The question of imported pests and diseases has already been mentioned, but the demand for an increasing number of species to be available from the nursery can actually fuel the demand for imported tree stock. This is particularly true where a species cannot be propagated or produced economically on the home nursery, with importing the only way of supplying the tree in question. Inevitably, this increases the risk.

Forestry Journal: Mature Celtis australis in Venice.Mature Celtis australis in Venice.

The demand for high-quality tree stock is also likely to increase. In recent years, I have travelled extensively in the UK and have visited Spain, Italy, Portugal, Holland, Canada, USA, Australia and Russia. There appears to be a consensus among practitioners that the quality of tree stock offered by the nursery industry is often not good enough. I cannot verify how wide-scale this issue is, though I have seen some real horrors not only supplied by the nursery industry but planted into the landscape by unquestioning contractors.

One of the impacts of climate change is likely to be that our cities will warm and the provision of shade and cooling will become increasingly important. It is already apparent that many municipalities are looking at trees to at least mitigate some of the extreme effects. Many cities are now beginning to set targets for increased tree canopy cover and have ambitious tree-planting programmes in place. If this trend continues (and the evidence suggests it will), then the demand for trees from the nursery is likely to increase proportionately. However, these trees will have to be fit for purpose if continued investment is to be made in tree planting. Investment is fuelled by success and rows of dead trees caused by poor-quality tree stock from the nursery, poor planting and poor maintenance are unlikely to stimulate repeated investment.

Has the nursery industry the skills it needs to capitalise on what would appear to be a golden opportunity?

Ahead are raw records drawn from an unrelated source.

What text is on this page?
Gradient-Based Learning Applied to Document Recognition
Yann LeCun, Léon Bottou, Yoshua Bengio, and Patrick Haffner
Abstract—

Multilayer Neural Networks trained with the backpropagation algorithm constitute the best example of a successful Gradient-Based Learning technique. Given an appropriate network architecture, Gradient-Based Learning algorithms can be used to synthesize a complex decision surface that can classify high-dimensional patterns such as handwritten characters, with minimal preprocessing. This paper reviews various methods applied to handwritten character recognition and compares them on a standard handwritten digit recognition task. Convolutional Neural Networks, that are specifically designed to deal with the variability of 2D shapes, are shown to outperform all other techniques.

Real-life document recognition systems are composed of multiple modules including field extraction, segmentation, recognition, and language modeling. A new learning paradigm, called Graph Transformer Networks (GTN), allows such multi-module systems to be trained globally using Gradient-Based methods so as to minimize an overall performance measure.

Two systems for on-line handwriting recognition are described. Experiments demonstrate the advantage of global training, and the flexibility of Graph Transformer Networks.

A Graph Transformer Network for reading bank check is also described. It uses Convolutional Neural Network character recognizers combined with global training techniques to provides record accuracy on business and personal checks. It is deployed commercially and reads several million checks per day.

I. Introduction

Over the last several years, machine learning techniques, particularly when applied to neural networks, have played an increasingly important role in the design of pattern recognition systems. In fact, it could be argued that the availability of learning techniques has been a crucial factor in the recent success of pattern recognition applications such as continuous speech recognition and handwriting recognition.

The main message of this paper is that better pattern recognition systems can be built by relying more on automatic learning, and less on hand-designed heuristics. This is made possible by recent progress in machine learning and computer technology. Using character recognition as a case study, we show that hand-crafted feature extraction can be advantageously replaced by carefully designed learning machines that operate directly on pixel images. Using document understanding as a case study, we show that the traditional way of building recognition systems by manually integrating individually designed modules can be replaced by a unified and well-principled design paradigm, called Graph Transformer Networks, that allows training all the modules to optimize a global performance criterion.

Again, the indications are not good. It would appear to be increasingly difficult to get young people to work on the land and many of the old craft skills associated with high-class nursery practice appear to be slowly disappearing. In the UK, many of the growers currently producing trees are the same folk who were in place 20 or more years ago.

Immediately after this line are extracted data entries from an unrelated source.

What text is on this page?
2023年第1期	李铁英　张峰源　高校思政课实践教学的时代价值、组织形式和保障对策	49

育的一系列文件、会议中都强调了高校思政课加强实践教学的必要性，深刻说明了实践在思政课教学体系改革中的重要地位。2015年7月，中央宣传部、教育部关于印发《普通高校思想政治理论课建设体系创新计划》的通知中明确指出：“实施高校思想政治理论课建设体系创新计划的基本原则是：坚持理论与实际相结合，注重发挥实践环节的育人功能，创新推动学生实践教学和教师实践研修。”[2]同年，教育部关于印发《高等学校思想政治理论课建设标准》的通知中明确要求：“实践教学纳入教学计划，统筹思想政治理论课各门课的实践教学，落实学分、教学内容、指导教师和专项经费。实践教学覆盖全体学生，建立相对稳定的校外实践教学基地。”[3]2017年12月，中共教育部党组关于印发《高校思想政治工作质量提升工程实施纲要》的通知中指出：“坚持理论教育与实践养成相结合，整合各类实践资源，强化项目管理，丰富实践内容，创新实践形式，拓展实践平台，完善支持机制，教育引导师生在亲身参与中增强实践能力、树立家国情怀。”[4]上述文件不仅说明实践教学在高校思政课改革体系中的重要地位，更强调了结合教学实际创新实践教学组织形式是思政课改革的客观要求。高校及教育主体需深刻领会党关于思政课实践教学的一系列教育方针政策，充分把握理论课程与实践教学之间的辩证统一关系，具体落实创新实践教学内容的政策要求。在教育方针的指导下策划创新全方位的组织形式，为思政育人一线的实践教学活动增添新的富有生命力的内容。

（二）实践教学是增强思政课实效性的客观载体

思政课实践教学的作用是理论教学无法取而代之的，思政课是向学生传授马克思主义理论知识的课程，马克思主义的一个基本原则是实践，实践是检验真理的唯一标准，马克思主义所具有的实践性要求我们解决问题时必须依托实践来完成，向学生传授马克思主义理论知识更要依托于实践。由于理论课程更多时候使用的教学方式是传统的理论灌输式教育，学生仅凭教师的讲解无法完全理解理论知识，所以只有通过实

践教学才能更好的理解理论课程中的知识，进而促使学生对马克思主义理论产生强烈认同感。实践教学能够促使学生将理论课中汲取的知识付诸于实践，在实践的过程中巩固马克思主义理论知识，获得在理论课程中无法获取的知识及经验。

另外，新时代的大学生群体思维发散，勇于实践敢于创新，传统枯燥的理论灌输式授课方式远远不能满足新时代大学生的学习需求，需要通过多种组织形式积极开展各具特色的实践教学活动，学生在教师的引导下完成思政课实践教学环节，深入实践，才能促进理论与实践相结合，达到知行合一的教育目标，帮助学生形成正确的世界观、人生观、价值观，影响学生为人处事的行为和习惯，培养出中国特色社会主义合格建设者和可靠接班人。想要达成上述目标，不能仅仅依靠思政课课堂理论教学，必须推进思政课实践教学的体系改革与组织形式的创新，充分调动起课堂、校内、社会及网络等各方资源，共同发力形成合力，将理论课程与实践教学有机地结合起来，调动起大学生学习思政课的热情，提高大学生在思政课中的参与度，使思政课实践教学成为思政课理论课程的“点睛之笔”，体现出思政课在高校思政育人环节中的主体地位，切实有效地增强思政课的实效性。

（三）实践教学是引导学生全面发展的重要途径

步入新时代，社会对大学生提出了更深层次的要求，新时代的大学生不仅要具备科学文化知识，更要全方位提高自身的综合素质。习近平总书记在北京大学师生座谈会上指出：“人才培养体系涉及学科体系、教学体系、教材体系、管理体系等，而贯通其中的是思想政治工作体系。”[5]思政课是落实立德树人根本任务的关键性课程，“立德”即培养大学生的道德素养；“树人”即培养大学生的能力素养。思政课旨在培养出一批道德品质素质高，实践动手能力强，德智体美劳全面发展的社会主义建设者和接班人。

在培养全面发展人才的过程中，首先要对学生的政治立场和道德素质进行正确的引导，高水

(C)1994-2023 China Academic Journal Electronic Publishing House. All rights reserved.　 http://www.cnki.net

I think it safe to say climate change is real. Some of the realities of that change have been outlined above, as have some of the implications of those changes for the nursery industry. There are many which have not been discussed here with the limited space available and many which I am sure I have not even thought of.

However, the one thing I am certain of is the tree nursery has an important role to play in the development and resilience of the urban forest in face of climate change. It has the opportunity to become central to the debate rather than peripheral. It will be interesting to see how many are capable of rising to the challenge.